Früher waren die Menschen biederer. Da reichte reichlich Schmierseife, um aus schwitzigem Sporteln lustiges „Spiel ohne Grenzen“ zu machen. Heute ist die Palette abgedrehter und kurioser Disziplinen so schillernd bunt wie die gesamte Spaßsportveranstaltung World Games. Das ging vom heftig umjubelten Tauziehen (was immerhin mal olympisch war), dem bedächtigen Ninepin-Bowling (womit das muffige Wort Kegeln umgangen war) über Rollkunstlauf und Squash bis zu Billard und Barfuß-Wasserski. Da spritzt und klatscht es bei fast 80 km/h – und die Aktiven beteuern, die Füße täten gar nicht weh.

Despektierlich sagt man Randsportarten. Oder DSF-Disziplinen, wo man nächtens gern Bewegungsextremismus zeigt. Die World Games zieren sich mit dem aufwertenden Etikett nichtolympisch, und so schafften es die Ruhrpott-Spiele in viele Zeitungen und im TV bis in die „Tagesschau“. Mal ernst, meist lobend, gern augenzwinkernd.

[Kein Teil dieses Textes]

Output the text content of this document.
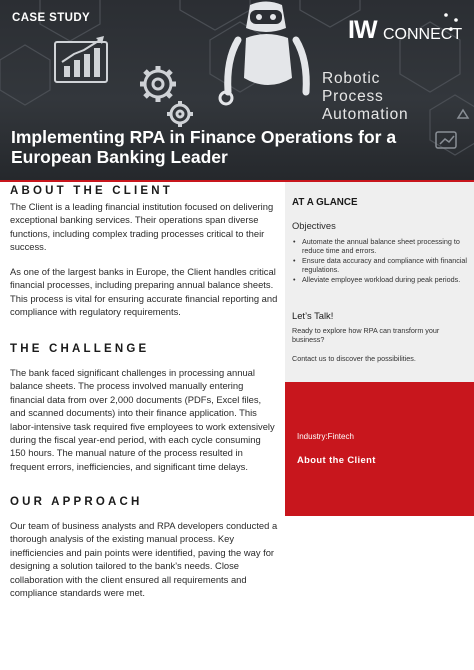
CASE STUDY	IW CONNECT
Robotic
Process
Automation
Implementing RPA in Finance Operations for a European Banking Leader
ABOUT THE CLIENT

The Client is a leading financial institution focused on delivering exceptional banking services. Their operations span diverse functions, including complex trading processes critical to their success.

As one of the largest banks in Europe, the Client handles critical financial processes, including preparing annual balance sheets. This process is vital for ensuring accurate financial reporting and compliance with regulatory requirements.

THE CHALLENGE

The bank faced significant challenges in processing annual balance sheets. The process involved manually entering financial data from over 2,000 documents (PDFs, Excel files, and scanned documents) into their finance application. This labor-intensive task required five employees to work extensively during the fiscal year-end period, with each cycle consuming 150 hours. The manual nature of the process resulted in frequent errors, inefficiencies, and significant time delays.

OUR APPROACH

Our team of business analysts and RPA developers conducted a thorough analysis of the existing manual process. Key inefficiencies and pain points were identified, paving the way for designing a solution tailored to the bank's needs. Close collaboration with the client ensured all requirements and compliance standards were met.

AT A GLANCE
Objectives
• Automate the annual balance sheet processing to reduce time and errors.
• Ensure data accuracy and compliance with financial regulations.
• Alleviate employee workload during peak periods.
Let’s Talk!

Ready to explore how RPA can transform your business?

Contact us to discover the possibilities.

Industry:Fintech
About the Client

In der „Kraftzentrale“ des alten Stahlwerks Meiderich hatte das Sumo-Ringen einen würdigen, authentischen Ort gefunden. Eine seltsame Sache ist dieser japanische Nationalsport der Dickwanste in unseren Augen allemal: Der Gegner muss in den Sandring gestürzt werden oder, was häufiger ist, aus dem Terrain herausgedrückt. Das dauert oft kaum zwei Sekunden. Viel länger dauerte die rituelle Begrüßung, die rituelle Nervositätskompensation (putziges Fußscharren im Sand) und das rituelle Brüllen des Referees, das wie Anfeuerung wirkt. Der meiste Jubel wiederum brandete auf, wenn die dicksten Klöße so richtig plumpsten – wie jene ästhetisch grenzwertige 150-Kilo-Japanerin oder der dickste Athlet der Spiele, ein neuseeländischer Maori von 203 Kilogramm. Die Sumo-Bewerbe (ohne die Weltstars) zeigten aber auch, dass es auf dieser Welt für jeden Körper eine passende Sportdisziplin gibt. Am Ende gewinnt die Deutsche 138-Kilokugel Sandra Köppen Gold im Schwergewicht.

Oder Inlinehockey. Das ist wie Eishockey, nur ohne Eis und deshalb auf Rollschuhen, mit einer Art rollendem Pickelpuck und dem branchentypischen Finale USA gegen Kanada. Oder wie Wakeboard, eine Mischung aus Wasserski und Wellenreiten: Brett auf Wasser, Athlet drauf, an Seilwinde über den See gezogen, mit tollen meterhohen Flugeinlagen, aber auch nervig brüllenden Moderatoren: „Das ist Pauline, die hat Kraft wie drei Männer … yeah, man kann das Adrenalin jetzt riechen … jetzt muss sie nur noch das letzte Hindernis gut anreiten …“ Oder Beachhandball, eines der WG-Highlights, wo es gegebenheitsbedingt keine Dribblings gibt, wo schöne Tore doppelt zählen und deshalb frei stehend gern noch mal eine Pirouerette gedreht wird. Grandios. Einmal scheiterte eine Deutsche mit einem Aufsetzerwurf – am Sandhügel.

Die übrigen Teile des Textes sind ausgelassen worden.